Душа моя Павел - страница 15



Он скоро к новой жизни привык и ел свой хлеб не задаром. Его сильное, неизбалованное тело сполна отдавалось труду, и он был рад, оттого что может быть полезен людям, рядом с которыми оказался. Он не только свои корзины быстрее всех собирал, но и высыпал из других картошку в мешки, чтобы девушкам не надо было поднимать тяжести, а потом, когда появлялся на поле трактор, помогал грузчикам закидывать мешки в телегу. Грузчиками работали трое рыхлых аспирантов с надежной кафедры, которые весь день валялись на сеновале, писали пулю, прикладываясь поочередно к «Алазанской долине» и «Белому аисту» и отрывались от игры, только когда приходил трактор. Но и тогда звали студентов на подмогу, себя напрасно не утруждая. Денис мешки принимал, высыпал, выкидывал пустые, и всё начиналось по новой: грядка, корзина, мешок, телега и бесконечное поле, которое они должны были убрать, каждой картофелинке поклонившись. Павлик не переставал поражаться тому, как были непохожи эти картофелины одна на другую: большие, маленькие, средние, круглые, продолговатые, сросшиеся, фигуристые, простые, замысловатые, шершавые, гладкие. Северный человек, Непомилуев никогда прежде не видел, как растет картошка, и замирал в удивлении над долгой ровной грядой, скрывавшей, как и его родной город, свое богатство под землей, и только насмешливые девичьи голоса возвращали его в реальность, и руки снова начинали скоро выбирать из сырой земли клубни, которых в тот год уродилось и в самом деле так много, что серые холщовые мешки стояли между грядок часто, как суслики жарким днем в даурской степи – о них рассказывал Павлуше служивший там срочную отец.
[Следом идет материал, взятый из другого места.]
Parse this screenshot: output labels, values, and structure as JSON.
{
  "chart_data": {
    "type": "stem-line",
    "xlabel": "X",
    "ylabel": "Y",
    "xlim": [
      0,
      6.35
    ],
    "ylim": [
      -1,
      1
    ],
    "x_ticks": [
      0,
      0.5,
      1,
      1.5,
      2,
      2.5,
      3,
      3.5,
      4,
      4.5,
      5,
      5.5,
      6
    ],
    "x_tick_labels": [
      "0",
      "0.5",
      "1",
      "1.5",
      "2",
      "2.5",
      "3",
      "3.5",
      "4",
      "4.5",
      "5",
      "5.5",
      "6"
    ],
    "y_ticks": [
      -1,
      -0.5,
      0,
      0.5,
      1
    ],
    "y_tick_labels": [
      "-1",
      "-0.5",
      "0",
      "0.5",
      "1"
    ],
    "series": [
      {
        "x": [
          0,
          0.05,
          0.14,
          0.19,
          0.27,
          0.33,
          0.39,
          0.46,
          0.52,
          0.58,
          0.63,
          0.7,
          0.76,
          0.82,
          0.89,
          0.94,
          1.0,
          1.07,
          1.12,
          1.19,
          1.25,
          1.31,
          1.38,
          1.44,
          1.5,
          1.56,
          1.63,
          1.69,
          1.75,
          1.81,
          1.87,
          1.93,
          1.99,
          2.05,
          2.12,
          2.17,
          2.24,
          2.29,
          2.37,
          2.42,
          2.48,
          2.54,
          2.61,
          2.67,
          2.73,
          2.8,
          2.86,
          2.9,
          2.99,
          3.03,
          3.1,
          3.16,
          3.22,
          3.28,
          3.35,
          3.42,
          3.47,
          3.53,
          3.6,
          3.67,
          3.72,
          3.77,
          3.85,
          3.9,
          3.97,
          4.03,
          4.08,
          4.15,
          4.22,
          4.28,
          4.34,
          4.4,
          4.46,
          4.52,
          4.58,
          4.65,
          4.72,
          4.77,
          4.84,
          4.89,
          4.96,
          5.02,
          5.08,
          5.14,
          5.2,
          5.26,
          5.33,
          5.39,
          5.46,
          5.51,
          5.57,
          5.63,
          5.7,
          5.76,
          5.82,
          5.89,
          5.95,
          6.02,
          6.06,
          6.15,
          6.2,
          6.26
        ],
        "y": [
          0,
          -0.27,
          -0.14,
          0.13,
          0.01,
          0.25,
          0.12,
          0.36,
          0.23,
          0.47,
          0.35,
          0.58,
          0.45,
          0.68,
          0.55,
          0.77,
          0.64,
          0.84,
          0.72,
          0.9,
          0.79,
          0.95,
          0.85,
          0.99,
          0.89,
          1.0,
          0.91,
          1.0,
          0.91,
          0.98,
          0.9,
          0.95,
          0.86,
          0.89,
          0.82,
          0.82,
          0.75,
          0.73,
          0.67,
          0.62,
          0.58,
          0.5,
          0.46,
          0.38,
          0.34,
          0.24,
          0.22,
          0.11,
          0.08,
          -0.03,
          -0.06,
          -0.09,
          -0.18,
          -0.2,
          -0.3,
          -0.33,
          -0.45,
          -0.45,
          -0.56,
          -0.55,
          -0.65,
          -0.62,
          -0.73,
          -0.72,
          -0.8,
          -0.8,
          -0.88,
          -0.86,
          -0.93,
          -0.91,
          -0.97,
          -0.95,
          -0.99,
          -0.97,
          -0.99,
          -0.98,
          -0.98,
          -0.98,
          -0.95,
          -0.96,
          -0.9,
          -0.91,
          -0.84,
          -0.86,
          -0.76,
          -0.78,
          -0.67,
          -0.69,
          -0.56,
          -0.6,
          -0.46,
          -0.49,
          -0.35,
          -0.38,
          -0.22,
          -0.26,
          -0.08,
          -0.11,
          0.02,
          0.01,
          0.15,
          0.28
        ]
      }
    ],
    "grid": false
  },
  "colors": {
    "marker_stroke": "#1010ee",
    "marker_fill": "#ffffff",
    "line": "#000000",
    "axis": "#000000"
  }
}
– Когда всё уберете – поедете домой. Пока не уберете – будете жить здесь. Поле труд любит. В поле ни отца, ни матери, заступиться некому, – так очень доходчиво объяснил студентам их ближайшую перспективу совхозный бригадир по кличке Леша Бешеный, который каждый день приезжал принимать работу. Голос у Леши был сиплый, а на лице отсутствовал нос.

– Если бы не увидел своими глазами, то решил бы, что это гоголевщина какая-то, – сказал Павлику Дионисий. – Ну чисто корова языком слизнула.

Если Леша обнаруживал на пройденном участке хотя бы три небольшие картофелины, он возвращал всю бригаду назад и заставлял подбирать картошку снова.

– Подтрухивайте, девки, подтрухивайте ее! – орал на девчонок, когда те высыпали из ведер и корзин картошку в мешок, недостаточно очищая ее от земли.

Лешу ненавидели и ругали последними словами, Бешеный в долгу не оставался, оправдывая свое прозвище, студентов презирал и только для Павлика делал исключение.

– Ну наконец-то хоть один нормальный мужик среди вас обнаружился, – объявил он Роману. – Богач, ты этого удачно прикупил.

И Павлик не сразу догадался, что Богач была фамилия студенческого бригадира.

Одетый в совхозное шмотье, Непомилуев еще быстрее носился между девчонками по полю, освобождая их корзины и подтрухивая, – большой, нелепый, вызывающий усмешки и не понимающий, почему над ним посмеиваются, но ни на кого не обижающийся. Он, скорее, стеснялся самого себя. И смотрел на всех окружающих снизу вверх, хоть и был самым большим. Но роста своего стеснялся, как стеснялся и аппетита, и размера ноги, из-за которого ему не сразу нашли сапоги, а пришлось ехать за ними в Рузу. Бригадир оказался прав: Павлика было трудно содержать. Ему всё нравится, сколько ни положи – мало, всё он уминал и смотрел голодными глазами, и повар, гладкий ласковый брюнет по прозвищу Кавка, любовно звал его пупсиком, наливал лишнюю тарелку супа и обещал сводить в Москве к своему знакомому врачу-косметологу, который пользовал артистов Театра оперетты, и помочь с лицом. Павлику страшно неловко делалось, но, к счастью, никто Кавкиных слов не слыхал или значения им не придавал.